Deputy Chief Information Security Officer, Information Security Office, Office of the Chief Information Officer
U.S. Department of Homeland Security
Ms. Tamara Lilly is the Deputy Chief Information Security Officer (CISO) at the Department of Homeland Security in Washington, DC. As the Deputy CISO, Ms. Lilly utilizes her 30 years of management consulting and federal government experiences to strengthen the information security posture of the Department ensuring compliance with the Federal Information Security Modernization Act (FISMA). Ms. Lilly previously served as the Information Security Office Director responsible for managing the Department-wide information security policy and weakness remediation process. This role included overseeing the Department’s Plans of Action and Milestones (POA&M) Program to improve the security of DHS sensitive systems through timely remediation of IT security control weaknesses; facilitating compliance with FISMA by maturing DHS’ information security policy and configuration baseline guidelines; and liaising with executives and managers throughout DHS to facilitate the successful execution of responses to information security weaknesses identified through audits and security authorization reviews.

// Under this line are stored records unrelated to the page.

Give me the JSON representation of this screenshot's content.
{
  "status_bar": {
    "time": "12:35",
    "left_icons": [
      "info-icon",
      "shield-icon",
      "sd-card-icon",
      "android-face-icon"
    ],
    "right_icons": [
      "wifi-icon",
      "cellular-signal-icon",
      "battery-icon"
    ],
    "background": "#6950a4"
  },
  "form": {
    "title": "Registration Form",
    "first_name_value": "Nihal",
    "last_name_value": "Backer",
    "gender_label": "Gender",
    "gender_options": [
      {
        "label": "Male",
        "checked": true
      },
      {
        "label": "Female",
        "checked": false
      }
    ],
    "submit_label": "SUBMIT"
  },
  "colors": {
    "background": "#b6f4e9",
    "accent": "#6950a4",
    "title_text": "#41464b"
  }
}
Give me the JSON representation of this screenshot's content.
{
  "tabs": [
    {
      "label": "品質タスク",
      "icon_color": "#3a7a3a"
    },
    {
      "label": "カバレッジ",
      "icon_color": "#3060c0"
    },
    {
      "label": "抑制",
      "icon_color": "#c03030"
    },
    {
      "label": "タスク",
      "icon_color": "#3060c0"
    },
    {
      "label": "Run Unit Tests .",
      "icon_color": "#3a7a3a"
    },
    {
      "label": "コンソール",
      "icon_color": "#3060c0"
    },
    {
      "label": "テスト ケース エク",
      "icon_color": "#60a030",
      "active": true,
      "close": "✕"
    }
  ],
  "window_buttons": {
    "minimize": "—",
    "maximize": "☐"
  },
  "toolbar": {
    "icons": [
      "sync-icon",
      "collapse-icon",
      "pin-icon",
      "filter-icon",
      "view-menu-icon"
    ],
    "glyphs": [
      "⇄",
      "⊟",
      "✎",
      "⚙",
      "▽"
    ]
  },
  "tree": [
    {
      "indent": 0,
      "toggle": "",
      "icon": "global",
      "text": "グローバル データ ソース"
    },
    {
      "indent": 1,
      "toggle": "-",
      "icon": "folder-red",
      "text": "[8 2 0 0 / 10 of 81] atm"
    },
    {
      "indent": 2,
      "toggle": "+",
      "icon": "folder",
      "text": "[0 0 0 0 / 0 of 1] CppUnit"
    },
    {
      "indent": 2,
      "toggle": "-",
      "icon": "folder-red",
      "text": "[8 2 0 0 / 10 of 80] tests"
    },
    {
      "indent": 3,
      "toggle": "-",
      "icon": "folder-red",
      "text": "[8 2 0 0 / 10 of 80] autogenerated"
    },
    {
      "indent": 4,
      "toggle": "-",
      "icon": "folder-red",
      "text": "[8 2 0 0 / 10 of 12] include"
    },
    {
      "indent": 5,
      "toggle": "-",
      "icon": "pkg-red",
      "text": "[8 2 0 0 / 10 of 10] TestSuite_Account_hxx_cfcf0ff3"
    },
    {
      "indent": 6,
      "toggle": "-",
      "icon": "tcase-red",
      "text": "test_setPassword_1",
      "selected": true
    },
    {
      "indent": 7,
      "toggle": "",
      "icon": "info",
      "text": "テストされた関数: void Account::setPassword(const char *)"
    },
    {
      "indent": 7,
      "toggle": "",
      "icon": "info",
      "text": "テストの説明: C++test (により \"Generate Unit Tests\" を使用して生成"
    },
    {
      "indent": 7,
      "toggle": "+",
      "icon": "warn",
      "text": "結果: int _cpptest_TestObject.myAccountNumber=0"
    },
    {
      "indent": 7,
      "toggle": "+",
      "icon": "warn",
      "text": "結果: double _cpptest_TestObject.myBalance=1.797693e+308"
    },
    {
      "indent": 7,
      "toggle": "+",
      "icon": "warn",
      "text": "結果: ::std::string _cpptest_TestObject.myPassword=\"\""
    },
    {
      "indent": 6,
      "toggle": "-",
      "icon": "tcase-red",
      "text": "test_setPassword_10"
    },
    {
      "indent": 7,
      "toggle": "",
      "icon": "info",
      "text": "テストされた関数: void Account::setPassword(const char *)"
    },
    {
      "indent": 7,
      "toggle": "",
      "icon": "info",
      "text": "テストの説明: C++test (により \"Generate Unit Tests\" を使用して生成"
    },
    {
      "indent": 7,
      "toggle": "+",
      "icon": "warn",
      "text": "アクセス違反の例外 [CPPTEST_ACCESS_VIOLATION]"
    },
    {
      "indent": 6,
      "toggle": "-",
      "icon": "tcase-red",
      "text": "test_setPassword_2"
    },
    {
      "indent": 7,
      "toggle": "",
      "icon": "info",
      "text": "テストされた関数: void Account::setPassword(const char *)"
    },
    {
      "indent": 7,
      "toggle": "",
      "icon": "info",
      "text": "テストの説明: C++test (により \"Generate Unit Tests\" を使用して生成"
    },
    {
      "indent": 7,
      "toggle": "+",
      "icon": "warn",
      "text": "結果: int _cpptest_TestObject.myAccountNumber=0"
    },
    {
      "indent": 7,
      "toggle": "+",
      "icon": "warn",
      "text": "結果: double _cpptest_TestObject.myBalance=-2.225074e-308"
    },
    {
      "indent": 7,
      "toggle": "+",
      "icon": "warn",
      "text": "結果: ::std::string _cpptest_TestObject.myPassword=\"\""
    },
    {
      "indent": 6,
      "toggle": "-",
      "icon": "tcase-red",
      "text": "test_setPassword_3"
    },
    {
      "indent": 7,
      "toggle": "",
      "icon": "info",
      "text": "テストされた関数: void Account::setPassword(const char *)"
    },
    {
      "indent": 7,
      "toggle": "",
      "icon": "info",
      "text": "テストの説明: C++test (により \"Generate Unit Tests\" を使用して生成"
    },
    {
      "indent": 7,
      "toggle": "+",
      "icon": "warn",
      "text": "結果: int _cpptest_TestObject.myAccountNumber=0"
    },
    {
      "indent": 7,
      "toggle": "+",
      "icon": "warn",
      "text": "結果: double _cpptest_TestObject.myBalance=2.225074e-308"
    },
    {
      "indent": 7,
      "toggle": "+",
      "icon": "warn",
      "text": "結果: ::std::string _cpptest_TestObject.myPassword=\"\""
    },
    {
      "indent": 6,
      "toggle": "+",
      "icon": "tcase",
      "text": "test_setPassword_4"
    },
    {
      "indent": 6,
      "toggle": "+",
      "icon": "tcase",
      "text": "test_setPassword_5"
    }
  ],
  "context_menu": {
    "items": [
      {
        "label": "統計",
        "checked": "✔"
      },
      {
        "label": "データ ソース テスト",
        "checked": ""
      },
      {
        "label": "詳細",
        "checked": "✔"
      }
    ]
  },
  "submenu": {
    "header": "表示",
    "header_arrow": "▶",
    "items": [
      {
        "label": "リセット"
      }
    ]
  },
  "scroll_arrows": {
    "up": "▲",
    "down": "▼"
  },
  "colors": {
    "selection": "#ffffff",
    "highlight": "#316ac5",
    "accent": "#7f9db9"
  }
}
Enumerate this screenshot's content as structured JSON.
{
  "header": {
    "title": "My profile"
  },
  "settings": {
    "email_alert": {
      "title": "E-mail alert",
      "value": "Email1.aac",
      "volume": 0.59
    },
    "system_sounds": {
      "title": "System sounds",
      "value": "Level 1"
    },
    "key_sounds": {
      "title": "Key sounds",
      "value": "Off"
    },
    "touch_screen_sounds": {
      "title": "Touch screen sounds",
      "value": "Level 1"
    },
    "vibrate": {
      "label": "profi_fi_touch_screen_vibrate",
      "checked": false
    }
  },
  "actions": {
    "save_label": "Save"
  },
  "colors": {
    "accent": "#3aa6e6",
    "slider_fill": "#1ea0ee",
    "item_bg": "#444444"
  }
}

Ms. Lilly’s began her career at the U.S. Government Accountability Office (GAO), transitioned to private—Deloitte & Touché and Pricewaterhouse Coopers, and resumed in government with the DHS Office of the Chief Information Security Officer. Prior to DHS, she was primarily responsible for planning, managing, and performing performance and information technology and security audits of large federal and private entity programs and systems. This included assessing compliance with government regulations and standards and industry best practices, evaluating internal and IT controls, identifying and recommending needed control improvements, and preparing and presenting oral presentations and written reports to Congressional committees and agency/company executives.
Ms. Lilly’s collaboration with executives across DHS to identify and address IT security control weaknesses that impacted IT financial systems was recognized with her selection as a Federal Computer Week’s 2012 Federal 100 award winner.